South Korea’s Inshorts is helping studios revive and refresh their back-catalogue content with an AI-powered tool that “super-scales” (increases the resolution of) both animated and live-action footage. And its latest achievement on this front has sent a popular 2D-animated feature from 2011 back into South Korean theaters in 4K.
Based on a novel by Hwang Sun-Mi, Leafie, A Hen into the Wild (pictured) still holds the record for most tickets sold domestically by a Korean animated movie at more than 2.2 million, but its original cut was definitely showing its 13-year-old age. Inshorts up-scaled the film to look like it was produced today, and it also delivered Leafie to South Korean exhibitor Megabox as part of an MOU it has to provide content for the theater chain’s 4K screens. So far, the pic has sold more than 10,000 tickets since re-opening on January 22, according to Jung-Jin Hong, Inshorts’ COO and marketing division director.

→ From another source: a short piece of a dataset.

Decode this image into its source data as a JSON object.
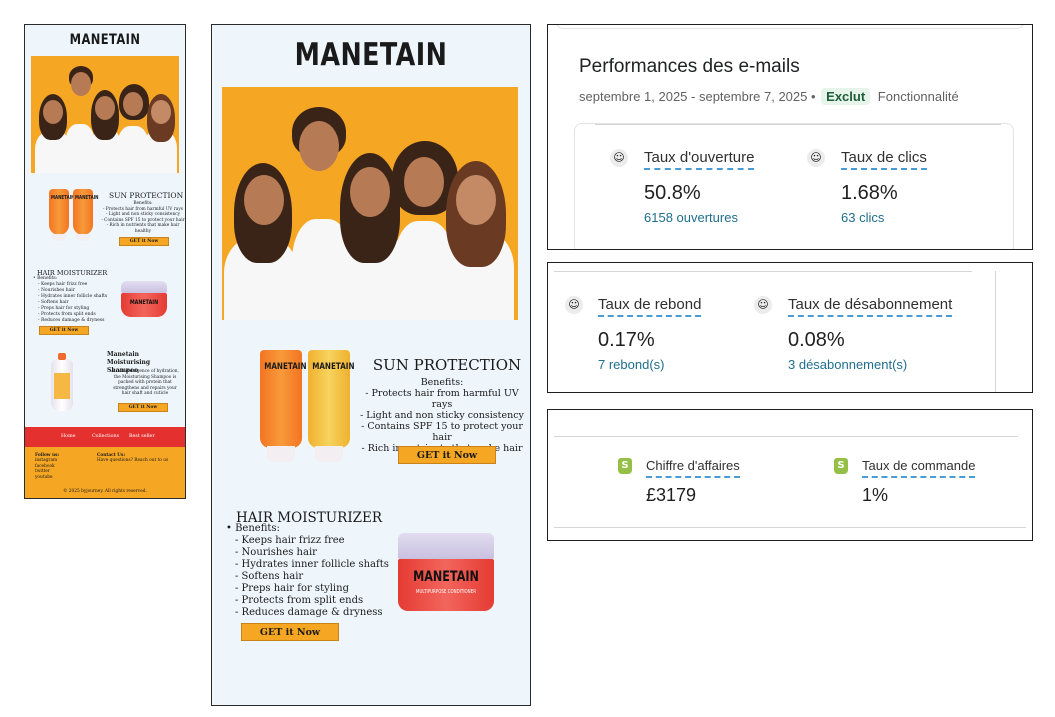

In terms of process, it can take three weeks to deliver up-scaled content—two weeks for Inshorts’ model to analyze the footage and deliver a demo to clients, and another week to upscale the full video, says Hong. The AI software basically fills in additional pixels to increase image quality. And it’s trained exclusively on Inshorts’ proprietary content, so there’s no risk of it borrowing from any other IPs.
Hong declined to talk specifically about pricing for the service, but says that the cost to upscale a 26-episode series is cheaper than what it costs to produce one episode. He also emphasizes the longevity and market potential of this upgrade. “[Super-scaling] isn’t something you do every few years; this is a solution for the next 20 years,” he says, adding that an upgraded content release can often revitalize an IP’s consumer products program as well.
The technique can also be used to level-up current projects that producers have chosen to make in a lower resolution because it’s cheaper and faster in production.
Other projects Inshorts has recently super-scaled up to a 4K standard include Ghost Messenger and the short film Sunshine Girl, which were packaged together to screen at the 2024 Bucheon International Animation Festival. And the company is currently working on modernizing season two of Iconix Entertainment’s preschool series Pororo the Little Penguin, which is gearing up to return to market.
“When you have an old asset library, or a 15- to 20-year-old brand that’s ready for a comeback, resolution is the one barrier,” says Hong. “You can’t just push a button on your camera and it becomes 4K. Everything needs to be larger and takes longer. This can be a solution to that challenge.”